For each reviewer with files that received adversary challenges, assemble:
Spawn R reviewer agents:
Agent(
agent: "test-writing:test-reviewer",
team_name: "test-review",
name: "reviewer-{n}-3",
prompt: "Invoke Skill(test-writing:phpunit-unit-test-defending) with this input.
Own final stance:
[reviewer's Wave 1 final stance]
Adversary challenges:
[adversary challenges for this reviewer's files]
Return your defense stance."
)
Wait. Collect defense stances.
If the red team round ran (Phases 6-7), use Wave 3 defense stances as input. If skipped, use Wave 1 final stances.
For each file, extract the 3 binding stances from its assigned reviewers. For each unique (rule_id, location) pair:
Location matching: match by rule_id first, then treat locations within a 5-line range of the same method as the same finding. Use the location from the majority if ambiguous.
Enforce level conflicts: if reviewers agree a violation exists but disagree on enforce level, use the majority enforce level and note the disagreement.
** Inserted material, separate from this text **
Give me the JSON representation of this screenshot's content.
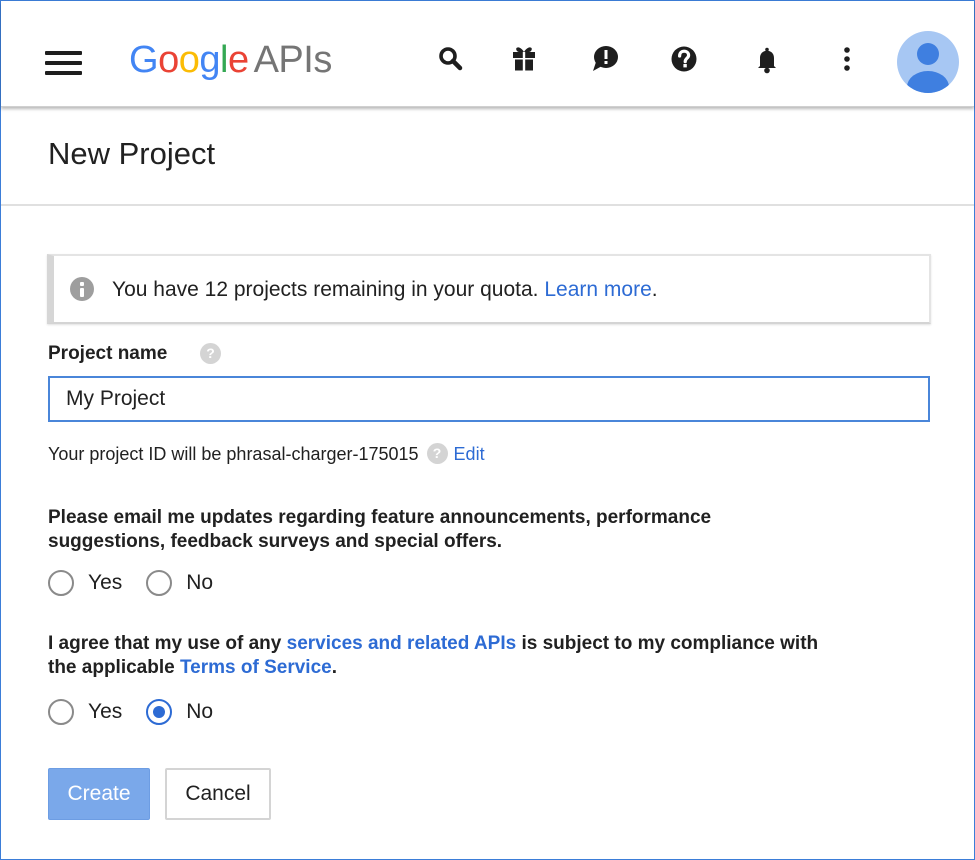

After all per-file verdicts, scan for pattern divergences:
cross_file_references from all debate outputsConsistency findings are should-fix (warnings) — they count toward NEEDS_ATTENTION but not ISSUES_FOUND.
For each finding in the final report, assign an adversary_impact tag:
When the red team round was skipped, all findings receive adversary_impact: unchanged.
Generate the report per references/report-format.md.
Call TeamDelete directly. Do NOT send SendMessage to any agent or broadcast to "*". Agents already completed and returned after each wave. There is nothing to shut down.
On ALL exit paths (success, failure, partial failure), ensure TeamDelete is called.
For all error scenarios and recovery actions, see references/error-handling.md.